Williamsport's history also is a fish story.
That is the message behind "What Lives In There," a large-scale stainless steel fish sculpture that will be unveiled next week along the Susquehanna River Walk.
The sculpture, created by Oval-based artist Michael Patterson, will be unveiled at 5 p.m. Tuesday on the south side of the river levee, just east of the Maynard Street Bridge.
A reception with light refreshments will follow at 6:30 p.m. at the Capitol Lounge on the second floor of the Community Arts Center.
The sculpture, which was commissioned by local art advocacy group PublicARTWORKS Committee, depicts an array of fish native to the river, said committee member Mark Murawski.
"The sculpture shows the importance of the river to our history and economic development," Murawski said. "The fish depicted in it are all native to the Susquehanna River. Fishing was an important activity, economically, to our history."
The sculpture will be highly visible.
"The sculpture is 35 feet long. It will be visible, not only on the river walk, but from the Maynard Street Bridge," Murawski said. "If you are on the river, you will see it, too."
The sculpture is the first commissioned by the committee, which plans to install one piece of public art per year for the next 10 years along the river walk.
It will join a life-size bronze, lumber-era "woodhick" created by Muncy artist Pam Madai Barner, which is on the north side of the river just west of the Market Street Bridge.

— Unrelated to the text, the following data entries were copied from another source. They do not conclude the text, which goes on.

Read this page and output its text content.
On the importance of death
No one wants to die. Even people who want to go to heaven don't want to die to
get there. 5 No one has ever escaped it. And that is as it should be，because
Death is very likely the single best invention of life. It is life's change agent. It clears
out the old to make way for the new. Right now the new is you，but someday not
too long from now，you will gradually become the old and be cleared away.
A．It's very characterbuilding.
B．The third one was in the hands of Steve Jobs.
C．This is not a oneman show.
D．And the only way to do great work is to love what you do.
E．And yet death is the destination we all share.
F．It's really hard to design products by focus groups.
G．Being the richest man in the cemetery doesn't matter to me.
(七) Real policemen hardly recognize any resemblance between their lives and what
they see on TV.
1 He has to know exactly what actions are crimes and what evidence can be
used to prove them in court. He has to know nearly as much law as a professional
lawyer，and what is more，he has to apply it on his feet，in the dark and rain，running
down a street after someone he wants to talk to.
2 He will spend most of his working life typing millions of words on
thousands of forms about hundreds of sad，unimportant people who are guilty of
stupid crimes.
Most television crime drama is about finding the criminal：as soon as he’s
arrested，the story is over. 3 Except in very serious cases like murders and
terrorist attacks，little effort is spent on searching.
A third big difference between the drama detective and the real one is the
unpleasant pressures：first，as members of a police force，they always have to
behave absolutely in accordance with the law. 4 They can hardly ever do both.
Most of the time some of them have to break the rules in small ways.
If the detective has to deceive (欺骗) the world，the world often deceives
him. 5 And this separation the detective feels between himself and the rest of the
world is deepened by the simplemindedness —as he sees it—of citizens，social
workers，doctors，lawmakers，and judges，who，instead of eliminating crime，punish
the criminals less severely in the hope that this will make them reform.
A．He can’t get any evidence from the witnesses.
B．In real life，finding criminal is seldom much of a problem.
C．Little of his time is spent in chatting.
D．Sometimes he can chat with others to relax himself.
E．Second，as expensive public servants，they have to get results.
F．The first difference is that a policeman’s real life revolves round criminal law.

"Now there will be a major art piece on either side of the river," Murawski said.
Plans originally called for the fish sculpture to be installed in the spring. However, the installation was delayed until a graffiti-resistant coating could be applied to the concrete wall on which the sculpture will be placed, Murawski said.
No one on the committee has seen the finished piece, he said. But what they have seen has been impressive.
"The committee has seen it in progress several times but have not seen the finished product. We'll see it the first time the general public sees it," Murawski said. "I think the public will be amazed at (Patterson's) talent."
The piece was financed through a grant by the First Community Foundation of Pennsylvania, fundraising efforts by the committee and private donations, he said.
The unveiling is open to the public.